Lise Davidsen fait incontestablement figure d’exception, et sa jeune carrière lui a déjà permis de fouler les planches des plus grandes scènes et de côtoyer des interprètes de premier plan – Agathe à Zurich, Ariadne à Glyndebourne et à Aix, Elisabeth à Bayreuth, Lisa au Met, Sieglinde pour une version de concert à défaut de représentations scéniques avec l’Orchestre de l’Opéra de Paris, mais aussi Leonore dans un Fidelio très médiatisé en mars dernier au ROH, face au Florestan de Jonas Kaufmann. La critique saluait alors unanimement la prestation de la soprano : « une voix exceptionnelle qui frappe immédiatement », « le plus grand triomphe de la soirée, et c’est amplement mérité » écrivait à cette occasion Guy Cherqui sur notre site ((https://wanderer.legalsphere.ch/2020/03/marzelline-ou-lamour-de-lhumanite/)).
Rien d’étonnant alors à ce que l’album s’ouvre avec le récitatif et l’air « Abscheulicher ! Wo heilst du hin ? », un début dynamique, éclatant, et qui pose d’entrée l’étendue des moyens de la soprano. Beethoven sollicite en effet la voix sur l’ensemble de la tessiture, exigeant d’elle une solidité et une homogénéité à toute épreuve, sans oublier d’en appeler à son agilité. Rien n’échappe à Lise Davidsen : l’ensemble est extrêmement soigné, maîtrisé, et elle bénéficie de plus d’un London Philarmonic Orchestra très expressif et vivant, notamment grâce aux couleurs des cors – mais nous reviendrons plus longuement sur l’orchestre par la suite.
Toujours dans le répertoire allemand, la présence des Wesendonck Lieder ne surprend qu’à moitié : elle surprend dans un album majoritairement construit autour d’airs d’opéra, mais Wagner et les Lieder de manière générale font tellement partie du répertoire de la soprano qu’il aurait été difficile d’en faire totalement l’impasse (à noter qu’elle avait déjà enregistré les airs d’Elisabeth dans son précédent disque, et qu’elle devrait bientôt être Eva sur scène). La voix y est à son avantage et l’allemand tout à fait compréhensible, et on apprécie des contrastes dynamiques clairs et au plus près de la partition.

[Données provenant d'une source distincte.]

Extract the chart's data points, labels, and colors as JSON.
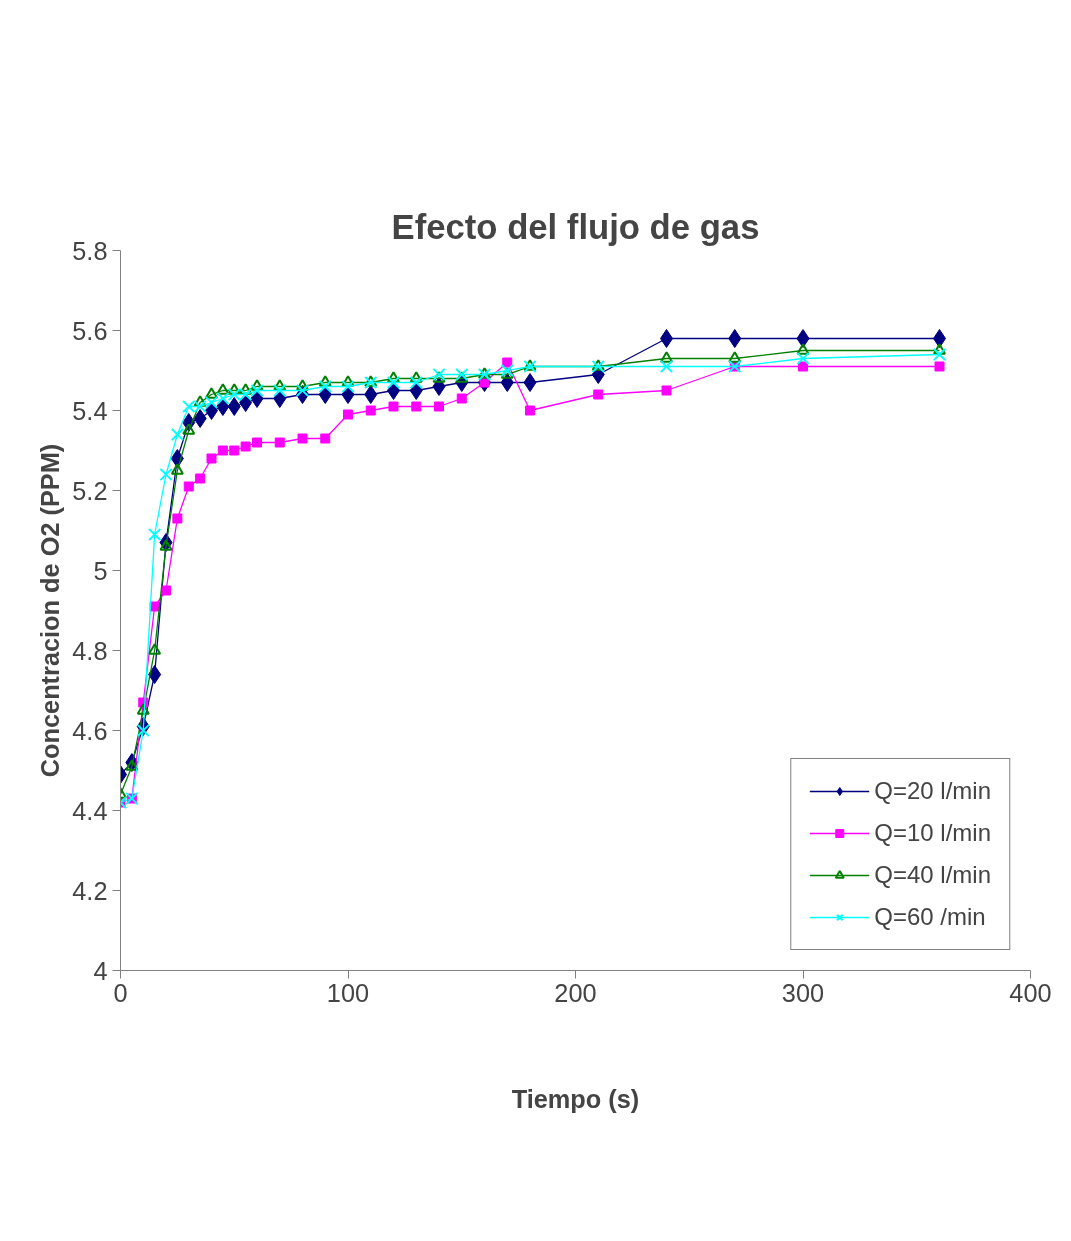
{
  "chart_data": {
    "type": "line",
    "title": "Efecto del flujo de gas",
    "xlabel": "Tiempo (s)",
    "ylabel": "Concentracion de O2 (PPM)",
    "x": [
      0,
      5,
      10,
      15,
      20,
      25,
      30,
      35,
      40,
      45,
      50,
      55,
      60,
      70,
      80,
      90,
      100,
      110,
      120,
      130,
      140,
      150,
      160,
      170,
      180,
      210,
      240,
      270,
      300,
      360
    ],
    "xlim": [
      0,
      400
    ],
    "xticks": [
      0,
      100,
      200,
      300,
      400
    ],
    "ylim": [
      4,
      5.8
    ],
    "yticks": [
      4,
      4.2,
      4.4,
      4.6,
      4.8,
      5,
      5.2,
      5.4,
      5.6,
      5.8
    ],
    "grid": false,
    "legend": "bottom right",
    "series": [
      {
        "name": "Q=20 l/min",
        "color": "#000080",
        "marker": "diamond",
        "values": [
          4.49,
          4.52,
          4.61,
          4.74,
          5.07,
          5.28,
          5.37,
          5.38,
          5.4,
          5.41,
          5.41,
          5.42,
          5.43,
          5.43,
          5.44,
          5.44,
          5.44,
          5.44,
          5.45,
          5.45,
          5.46,
          5.47,
          5.47,
          5.47,
          5.47,
          5.49,
          5.58,
          5.58,
          5.58,
          5.58
        ]
      },
      {
        "name": "Q=10 l/min",
        "color": "#ff00ff",
        "marker": "square",
        "values": [
          4.42,
          4.43,
          4.67,
          4.91,
          4.95,
          5.13,
          5.21,
          5.23,
          5.28,
          5.3,
          5.3,
          5.31,
          5.32,
          5.32,
          5.33,
          5.33,
          5.39,
          5.4,
          5.41,
          5.41,
          5.41,
          5.43,
          5.47,
          5.52,
          5.4,
          5.44,
          5.45,
          5.51,
          5.51,
          5.51
        ]
      },
      {
        "name": "Q=40 l/min",
        "color": "#008000",
        "marker": "triangle",
        "values": [
          4.44,
          4.51,
          4.65,
          4.8,
          5.06,
          5.25,
          5.35,
          5.42,
          5.44,
          5.45,
          5.45,
          5.45,
          5.46,
          5.46,
          5.46,
          5.47,
          5.47,
          5.47,
          5.48,
          5.48,
          5.48,
          5.48,
          5.49,
          5.49,
          5.51,
          5.51,
          5.53,
          5.53,
          5.55,
          5.55
        ]
      },
      {
        "name": "Q=60 /min",
        "color": "#00ffff",
        "marker": "cross",
        "values": [
          4.42,
          4.43,
          4.6,
          5.09,
          5.24,
          5.34,
          5.41,
          5.41,
          5.42,
          5.43,
          5.44,
          5.44,
          5.45,
          5.45,
          5.45,
          5.46,
          5.46,
          5.47,
          5.47,
          5.47,
          5.49,
          5.49,
          5.49,
          5.5,
          5.51,
          5.51,
          5.51,
          5.51,
          5.53,
          5.54
        ]
      }
    ]
  }
}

Si « Ah ! perfido » convainc par l’autorité que Lise Davidsen déploie, si l’on entend que la voix a gagné en densité, en couleurs un peu plus sombres aussi dans le medium (ce que l’on entend d’autant mieux en italien), la vraie belle surprise de l’album est le « Dei tuoi figli la madre » extrait de Medea de Cherubini. Si la soprano a déjà chanté le rôle sur scène, ce répertoire n’est pas celui dans lequel on a l’habitude de l’entendre ; et pourtant, que cette Medea lui va bien ! Le dessin des phrases, les ornements ciselés, l’aigu lumineux… Espérons qu’elle chantera cette musique dans les années à venir avant d’aborder des rôles définitivement plus lourds.

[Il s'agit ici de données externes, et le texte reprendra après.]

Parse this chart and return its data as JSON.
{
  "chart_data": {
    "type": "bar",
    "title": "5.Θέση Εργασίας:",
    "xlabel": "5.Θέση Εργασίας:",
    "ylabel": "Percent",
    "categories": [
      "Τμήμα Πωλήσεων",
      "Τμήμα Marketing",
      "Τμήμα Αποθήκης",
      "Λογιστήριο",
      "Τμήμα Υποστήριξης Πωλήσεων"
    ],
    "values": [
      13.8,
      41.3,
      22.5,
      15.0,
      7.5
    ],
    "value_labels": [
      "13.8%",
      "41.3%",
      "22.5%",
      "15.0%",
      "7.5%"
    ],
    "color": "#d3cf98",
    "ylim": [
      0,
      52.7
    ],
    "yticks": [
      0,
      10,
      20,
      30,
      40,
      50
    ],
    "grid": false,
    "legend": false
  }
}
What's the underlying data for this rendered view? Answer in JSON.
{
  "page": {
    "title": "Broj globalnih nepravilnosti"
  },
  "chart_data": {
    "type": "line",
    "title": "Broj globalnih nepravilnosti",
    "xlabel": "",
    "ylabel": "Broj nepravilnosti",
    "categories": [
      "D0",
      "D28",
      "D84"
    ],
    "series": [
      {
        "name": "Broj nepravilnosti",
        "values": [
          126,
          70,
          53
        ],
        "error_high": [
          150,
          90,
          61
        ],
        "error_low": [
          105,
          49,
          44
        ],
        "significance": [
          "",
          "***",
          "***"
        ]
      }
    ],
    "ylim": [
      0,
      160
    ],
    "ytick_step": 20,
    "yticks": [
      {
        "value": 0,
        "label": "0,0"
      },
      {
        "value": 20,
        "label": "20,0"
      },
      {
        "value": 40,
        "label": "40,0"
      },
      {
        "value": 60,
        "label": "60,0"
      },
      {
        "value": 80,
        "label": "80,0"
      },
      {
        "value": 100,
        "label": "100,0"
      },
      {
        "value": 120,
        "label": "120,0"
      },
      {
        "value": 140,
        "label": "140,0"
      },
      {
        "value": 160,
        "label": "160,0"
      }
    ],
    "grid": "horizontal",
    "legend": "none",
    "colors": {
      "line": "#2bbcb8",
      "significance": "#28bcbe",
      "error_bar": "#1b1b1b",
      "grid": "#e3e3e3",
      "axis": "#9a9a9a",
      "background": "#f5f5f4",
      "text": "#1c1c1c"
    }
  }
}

On le voit, le programme de cet album est aussi exigeant que varié, d’autant plus que ces pages sont complétées par « Voi lo sapete, o mamma », « Pace, pace mio Dio ! » et l’« Ave Maria » d’Otello. A leur écoute, on se dit que Lise Davidsen a la chance d’avoir une voix dramatique capable d’endosser des rôles assez écrasants, mais dont le timbre reste si beau. Vocalement c’est remarquable d’un bout à l’autre : les piano et pianissimo sont bien maîtrisés, rien n’est forcé ; devant tant de qualités, on se permettra malgré tout une remarque – car oui, aussi impressionnants que soient déjà les moyens de Lise Davidsen, ils peuvent encore devenir absolument superlatifs : on pourrait espérer de la part de la soprano davantage d’expressivité, de drame, de relief dans le texte, car une belle voix pour des rôles aussi forts scéniquement ne suffit pas tout à fait. C’est là être bien exigeant, mais aucun doute que Lise Davidsen en est capable.

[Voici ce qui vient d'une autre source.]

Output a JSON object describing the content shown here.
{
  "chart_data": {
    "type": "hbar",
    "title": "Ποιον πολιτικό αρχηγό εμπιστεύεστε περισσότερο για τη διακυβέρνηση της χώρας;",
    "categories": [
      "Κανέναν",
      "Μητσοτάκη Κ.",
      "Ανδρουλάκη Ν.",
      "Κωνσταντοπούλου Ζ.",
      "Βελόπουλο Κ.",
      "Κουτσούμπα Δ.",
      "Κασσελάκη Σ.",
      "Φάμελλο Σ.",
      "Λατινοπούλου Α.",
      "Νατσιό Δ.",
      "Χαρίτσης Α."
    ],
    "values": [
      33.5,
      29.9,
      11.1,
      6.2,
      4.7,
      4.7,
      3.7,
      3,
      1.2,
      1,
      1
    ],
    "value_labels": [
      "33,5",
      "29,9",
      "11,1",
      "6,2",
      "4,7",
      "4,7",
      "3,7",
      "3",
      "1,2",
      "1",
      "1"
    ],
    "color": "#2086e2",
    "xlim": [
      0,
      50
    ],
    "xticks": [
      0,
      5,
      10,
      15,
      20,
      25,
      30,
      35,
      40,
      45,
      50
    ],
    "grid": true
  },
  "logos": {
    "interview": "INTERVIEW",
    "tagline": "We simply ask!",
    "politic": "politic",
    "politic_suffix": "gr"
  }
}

Si la soprano s’offre un programme luxueux pour cet « album portrait », elle bénéficie aussi d’un orchestre de choix avec le London Philarmonic Orchestra placé sous la direction de Sir Mark Elder. S’il se montre vibrant, vaillant et plein de couleurs dans les pages les plus tragiques, on apprécie peut-être plus encore la douceur dont il est capable, l’écrin qu’il forme pour que la voix se déploie. Les pizzicato des cordes dans le récitatif d’« Ah ! perfido », les piano de « Pace, pace mio Dio ! », la précision avec laquelle les différentes lignes se font entendre dans l’« Ave Maria »… L’orchestre se montre peut-être un peu moins inspiré et moteur dans les Wesendonck-Lieder, probablement par souci de délicatesse, mais Sir Mark Elder en tire de belles nuances, et les premiers albums de jeunes chanteurs ne bénéficient pas toujours d’un si bon orchestre pour les accompagner.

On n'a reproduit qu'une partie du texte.